Monday, January 18, 2016

Sometimes the world seems hopeless


I get depressed about the state of the world. Not just the balance of terrible to good things in the world, which may or may not be getting better, but it’s source…us, our instincts, behaviors, brain-functionings that lead to that good or bad. I’m afraid we can’t really change. Our tribalism, fear and distrust of others, desire for cultural power, our general unawareness of our limited ability to perceive or even be aware of the larger experiences of the many, many cultures and people and how that unknowingly leads to seeing our own world and our experience as default or more valuable, our initial instinctive response of anger when our views are challenged, our hurt and fear from even needed change that holds us back, our inability to see and respond to long-term consequences as real risks, our misunderstandings of others’ minds and even our own personal psychology.

These things are all instinctual, but overcoming them, managing them, living with them, controlling them, requires a level of self-awareness that itself may have inborn limits within each individual. We can expand our understandings through education, expand our experiences interacting with others, we can learn to be more self aware and reflective of our own feelings and actions…but enough to matter? Enough of a scale to shift the population far enough from all the harm we do, have done for our entire existence? What if some us are just simply better or worse at doing this self-reflective growth than others? What if the average across the population is not really all that good at any of this, even if they want to be?

I believe most people mean well. I believe most people want to do “good” and thus change is not entirely impossible. I don’t discount too many people as entirely unreachable and uncaring. But changing the world rest on people’s ability for personal growth and awareness of others. We can’t impose that change on others, can’t make them aware if they don’t know how to look, and so we have to rely on them to figure it out, trust that they can do it. We can help people along, if they’re willing, put our representation in front of them, protest in ways they can’t just ignore, try to change laws and policies…but people, ourselves included, still have to be aware of our own limited perspective to understand what we’re seeing. We have to be aware of our own blind spots, our own tribalism, our own desire for power, our own limited perspective, our own instinctive and unanalyzed responses. Or else we’ll just keep creating new oppressions, new harmful social norms, new exclusionary cultures blind to how we’re marginalizing new “others”.

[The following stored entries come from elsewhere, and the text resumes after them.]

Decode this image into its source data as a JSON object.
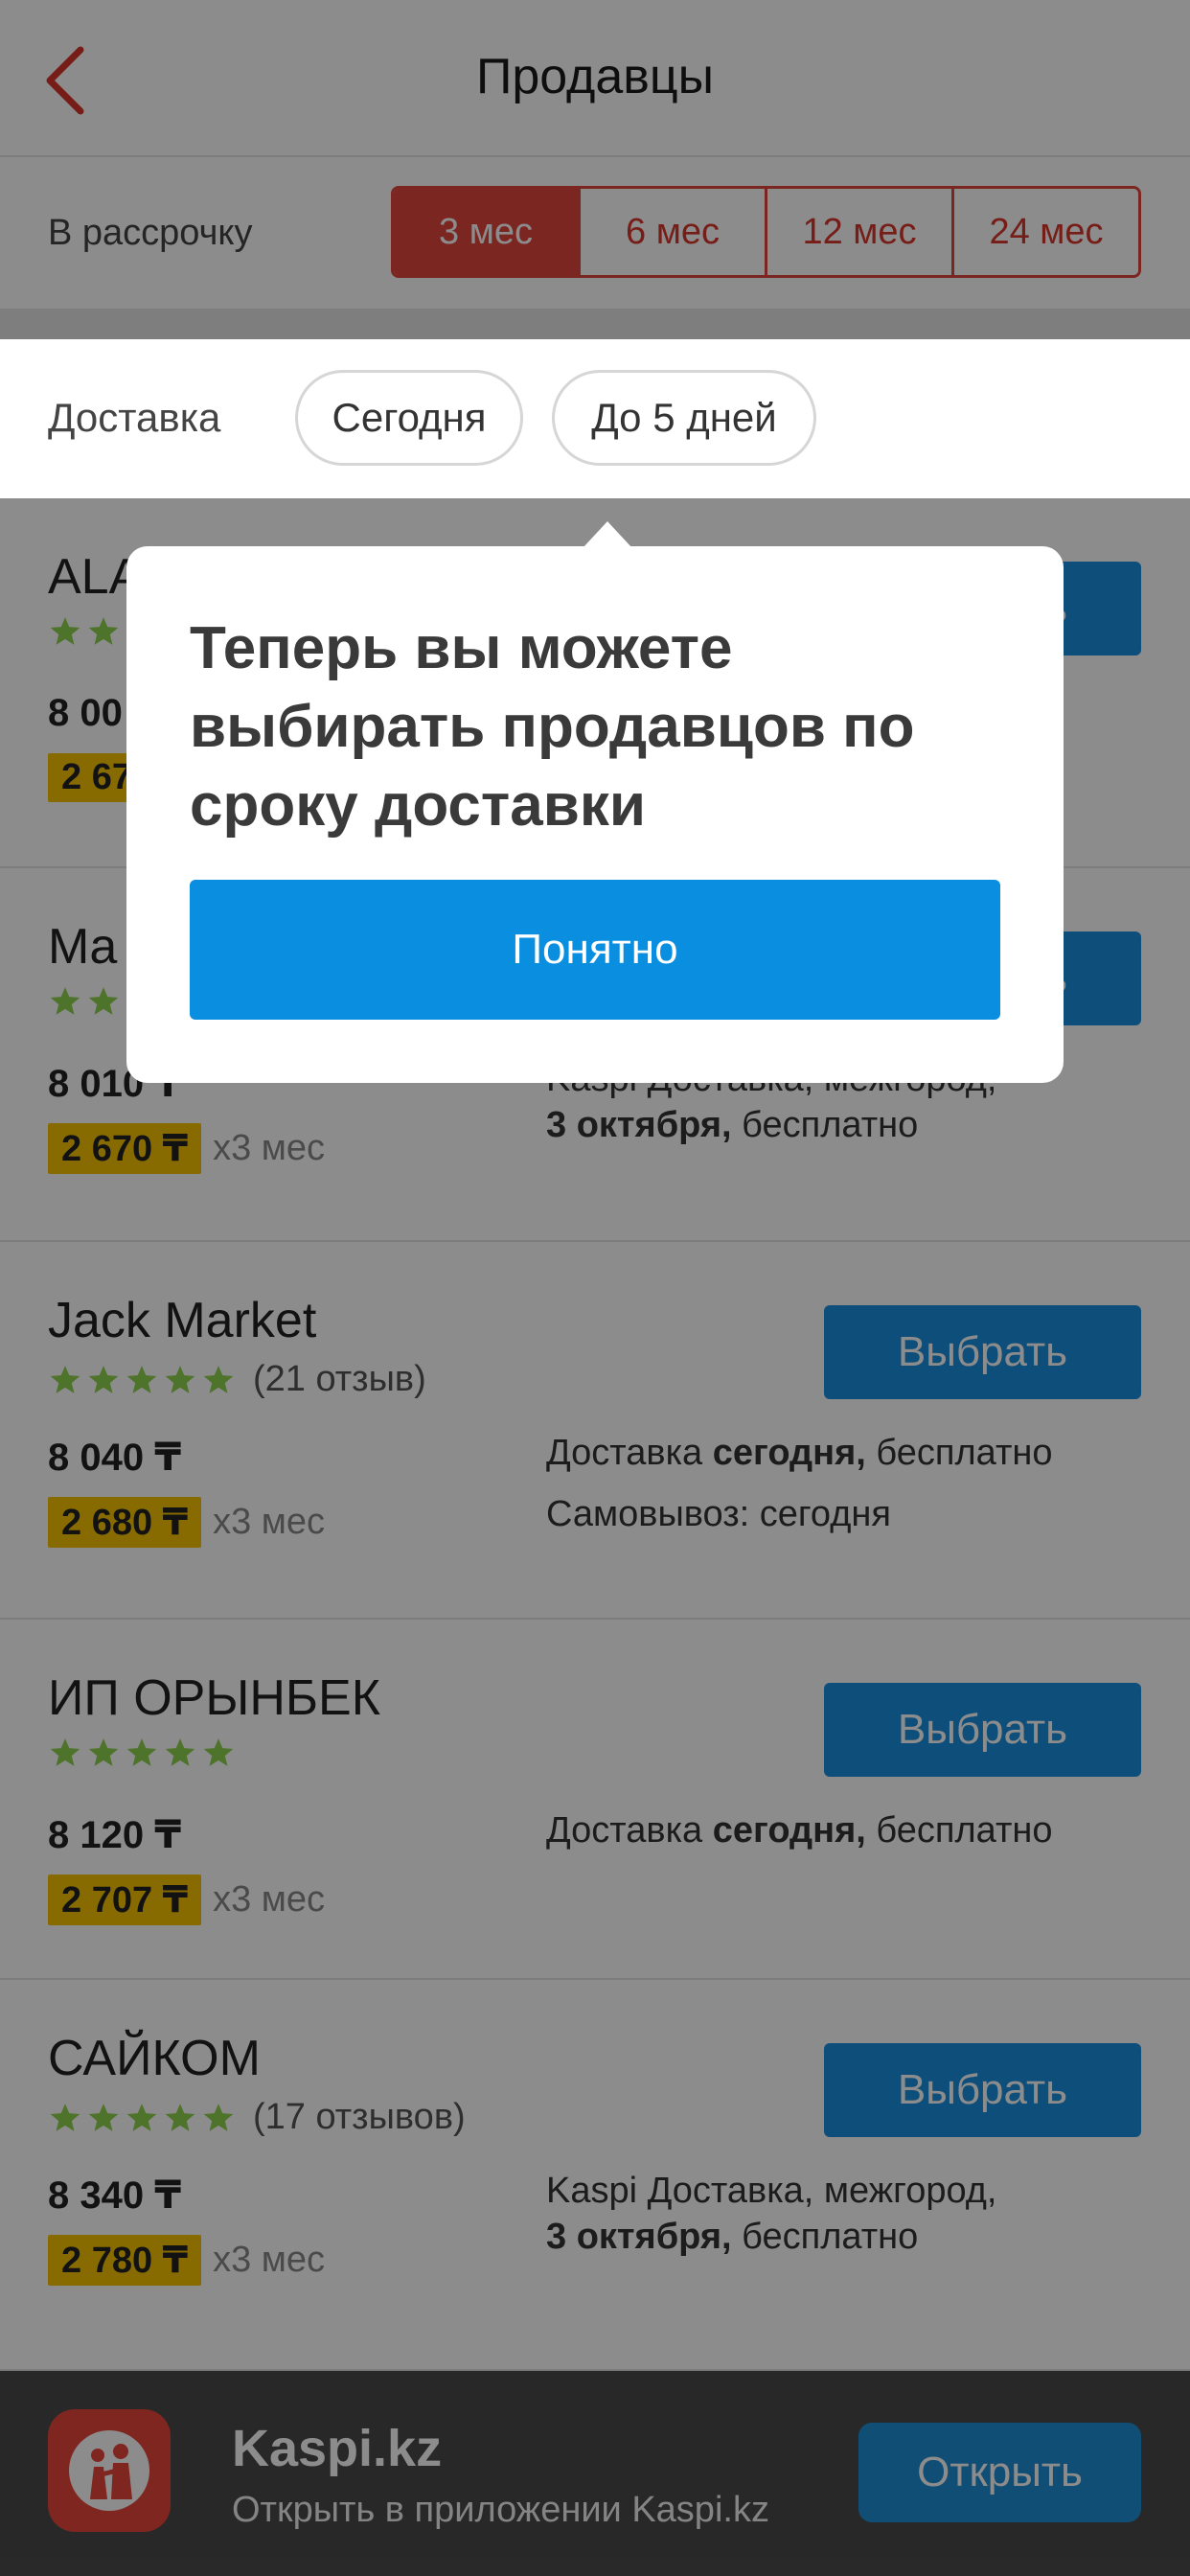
{
  "header": {
    "title": "Продавцы"
  },
  "installment": {
    "label": "В рассрочку",
    "periods": [
      "3 мес",
      "6 мес",
      "12 мес",
      "24 мес"
    ],
    "selected": "3 мес"
  },
  "delivery_filter": {
    "label": "Доставка",
    "chips": [
      "Сегодня",
      "До 5 дней"
    ]
  },
  "popup": {
    "title": "Теперь вы можете выбирать продавцов по сроку доставки",
    "button": "Понятно"
  },
  "sellers": [
    {
      "name": "ALA",
      "rating": 5,
      "reviews": "",
      "price": "8 00",
      "installment": "2 67",
      "months": "",
      "button": "Выбрать",
      "delivery_lines": []
    },
    {
      "name": "Ma",
      "rating": 5,
      "reviews": "",
      "price": "8 010 ₸",
      "installment": "2 670 ₸",
      "months": "x3 мес",
      "button": "Выбрать",
      "delivery_lines": [
        {
          "pre": "Kaspi Доставка, межгород,",
          "bold": "",
          "post": ""
        },
        {
          "pre": "",
          "bold": "3 октября,",
          "post": " бесплатно"
        }
      ]
    },
    {
      "name": "Jack Market",
      "rating": 5,
      "reviews": "(21 отзыв)",
      "price": "8 040 ₸",
      "installment": "2 680 ₸",
      "months": "x3 мес",
      "button": "Выбрать",
      "delivery_lines": [
        {
          "pre": "Доставка ",
          "bold": "сегодня,",
          "post": " бесплатно"
        },
        {
          "pre": "Самовывоз: сегодня",
          "bold": "",
          "post": ""
        }
      ]
    },
    {
      "name": "ИП ОРЫНБЕК",
      "rating": 5,
      "reviews": "",
      "price": "8 120 ₸",
      "installment": "2 707 ₸",
      "months": "x3 мес",
      "button": "Выбрать",
      "delivery_lines": [
        {
          "pre": "Доставка ",
          "bold": "сегодня,",
          "post": " бесплатно"
        }
      ]
    },
    {
      "name": "САЙКОМ",
      "rating": 5,
      "reviews": "(17 отзывов)",
      "price": "8 340 ₸",
      "installment": "2 780 ₸",
      "months": "x3 мес",
      "button": "Выбрать",
      "delivery_lines": [
        {
          "pre": "Kaspi Доставка, межгород,",
          "bold": "",
          "post": ""
        },
        {
          "pre": "",
          "bold": "3 октября,",
          "post": " бесплатно"
        }
      ]
    }
  ],
  "app_banner": {
    "name": "Kaspi.kz",
    "subtitle": "Открыть в приложении Kaspi.kz",
    "button": "Открыть"
  },
  "colors": {
    "accent_red": "#e2463c",
    "button_blue": "#1a8fde",
    "star_green": "#8fd14f",
    "installment_yellow": "#f6c400"
  },
  "icons": [
    "back-arrow-icon",
    "star-icon",
    "kaspi-logo-icon"
  ]
}
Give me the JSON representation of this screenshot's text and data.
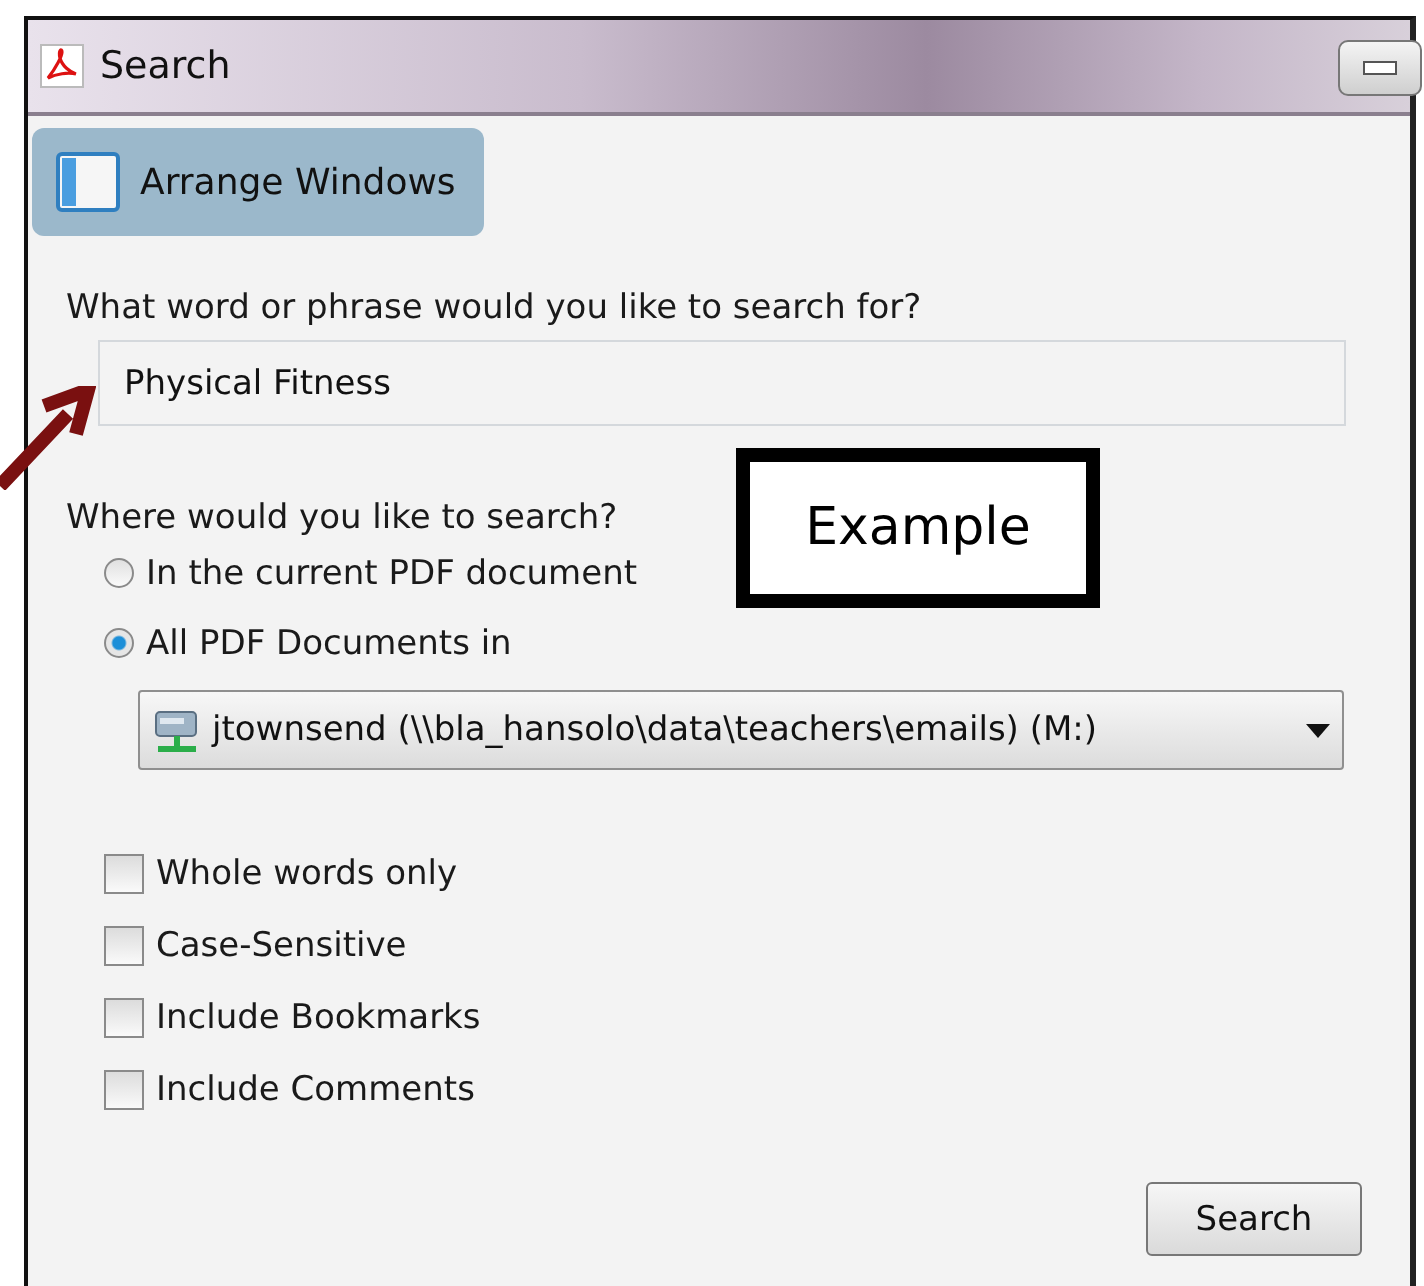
{
  "window": {
    "title": "Search"
  },
  "toolbar": {
    "arrange_button": "Arrange Windows"
  },
  "search_field": {
    "label": "What word or phrase would you like to search for?",
    "value": "Physical Fitness"
  },
  "location": {
    "label": "Where would you like to search?",
    "options": [
      {
        "label": "In the current PDF document",
        "selected": false
      },
      {
        "label": "All PDF Documents in",
        "selected": true
      }
    ],
    "dropdown": {
      "value": "jtownsend (\\\\bla_hansolo\\data\\teachers\\emails) (M:)"
    }
  },
  "options": [
    {
      "label": "Whole words only",
      "checked": false
    },
    {
      "label": "Case-Sensitive",
      "checked": false
    },
    {
      "label": "Include Bookmarks",
      "checked": false
    },
    {
      "label": "Include Comments",
      "checked": false
    }
  ],
  "search_button": "Search",
  "annotation": {
    "callout": "Example"
  }
}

And I no longer think most people are capable of that level of self awareness and self critique.

Activists for one social issue, completely clueless that they are behaving towards another group or issue exactly as they criticize their own ideological opponents for, people pushing for social change but then demanding the same level of unquestioning ideological purity and rigidity as the thing they’re fighting against, dismissing all criticism as oppression or bias as if there is only ever one correct interpretation or strategy with no room for discussion, the expectation that people can and should accept an opinion without acknowledging the intellectual and personal emotional struggle it takes to really understand and live that view, that simply being told is the same as thinking about it, that shame and emotional coercion are acceptable ways to change people’s minds and not simply a form of power-based/top-down social control (or worse yet, that this type of power-based social control is acceptable as long as the “right” side wields it), the implication that caring about people’s feelings is a zero-sum-game where caring about the “unapproved” group’s feelings means you must not care about the “approved” group’s or just don’t even understand the issues in question.

These are the interpersonal behaviors that lead to so much harm in the world, so much uneven balances of power, so much oppression, marginalization, and just general unintentional ignorance-based hurt. And I realize now everyone does these things: right side, wrong side, other’s sides…my side. My side may have better ideas, may even have a better understanding of the root of so many social problems, may be a little better at listening, ended up living around a higher diversity of views that they could incorporate into their own understanding…but we can’t experience everything and we can’t simply rely on experiences to passively inform us of everything we need to know to understand and accept others; we still need to analyze ourselves, and deep down, we’re still a collection of people spanning the same terrible range of self awareness, following the same basic instincts as everyone else. And that’s what I find depressing about the state of the world.